The suite includes four treatment rooms, and Dunham said that with the proximity of the Carolinas Health Care System in the same building, participants would be able to get x-rays or other medical imaging if they are needed for the studies.

Chris Lewis works in the research area  at the NCRC Medical Plaza in Kannapolis. Photo by Marty Price

Chris Lewis works in the research area at the NCRC Medical Plaza in Kannapolis. Photo by Marty Price

“We outgrew our space at 147 and we’ve been needing this new space, but we wanted to make sure it had a clinical space.  Because we do research in medicine we conduct a lot of activities you’d see in a normal doctor’s office,” said Dunham.

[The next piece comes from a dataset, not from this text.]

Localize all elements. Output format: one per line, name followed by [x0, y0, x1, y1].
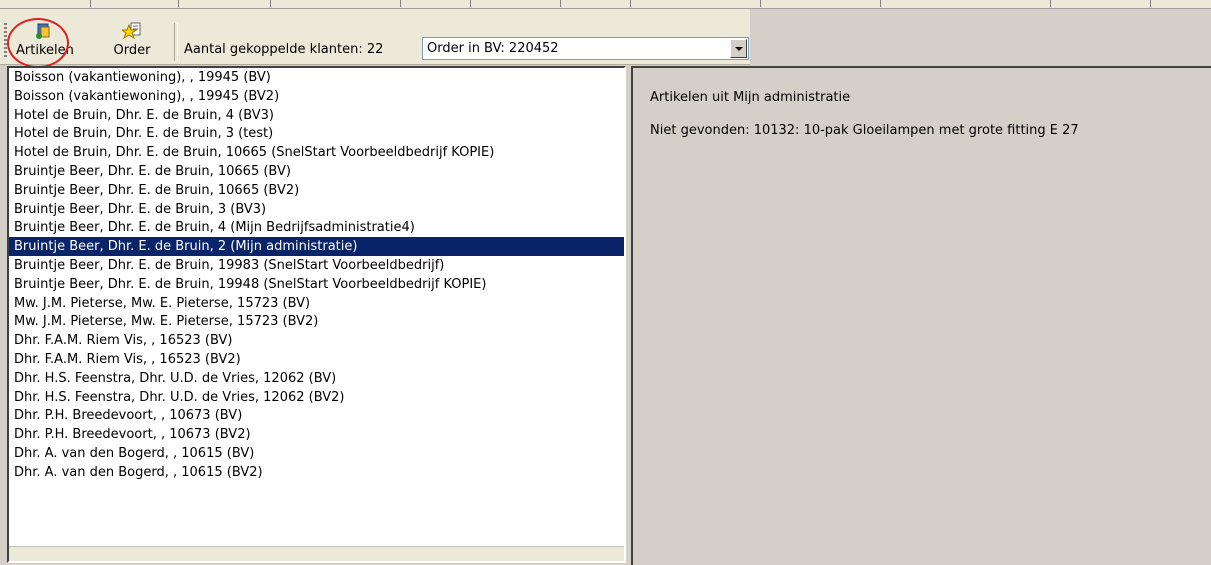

She said that there are six new studies that are in the planning schedule with “a couple of studies that will require us to hire a significant number of people,” which could end up meaning even more expansion as the new area only has space for about ten additional employees.

Dunham added that as DTMI shares their findings and samples with the other colleges on the research campus it should create more employment opportunities as those schools expand their own studies.

“We have other studies in the pipeline that will require staff.  We’ve always been in the mode of expansion, so everyone we have hired for these studies have been hired for work beyond that particular study,” she said.